Chlorination of 5-fluorouracil: Reaction mechanism and ecotoxicity assessment of chlorinated products

What happens to drugs in the chlorinating environment? Degradation products may vary in pharmacological profiles and in ecotoxicity potentials compared to the parent compound. This study combines synthesis, NMR spectroscopy, quantum chemical calculations, and toxicity experiments on Daphnia magna to investigate chemical fate of antineoplastic drug 5-fluorouracil (5-FU) in chlorinated environment, which is common in waste-water treatment procedures, but also endogenous in activated neutrophils.
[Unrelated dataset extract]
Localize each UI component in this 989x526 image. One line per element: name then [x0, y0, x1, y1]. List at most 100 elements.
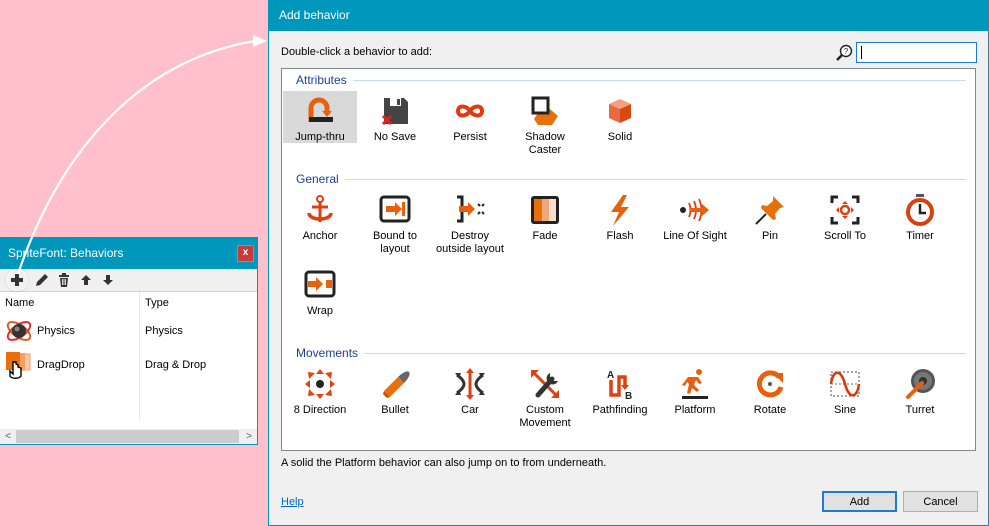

A reduction of toxicity (EC50 after 48 h is 50% higher than for the parent 5-FU) was observed after the first chlorination step, in which a chlorohydrin 5-chloro-5-fluoro-6-hydroxy-5,6-dihydrouracil was formed. Further chlorination leads to N-chlorinated intermediate, that undergoes the pyrimidine ring opening reaction. The final product, 2-chloro-2-fluoro-3,3-dihydroxypropanoic acid was obtained after the loss of the chlorinated urea fragment. This is the most potent compound in the reaction sequence, with toxicity parameter EC50, after 48 h, more than twice lower compared to the parent 5-FU. Clearly, the contact time between chlorinating species and degradation products provide different ecotoxicological properties of reaction mixtures. Interplay between experimental and theoretical procedures, to properly describe reaction pathways and provide more information on toxicity profiles, is a way forward in environmental science research.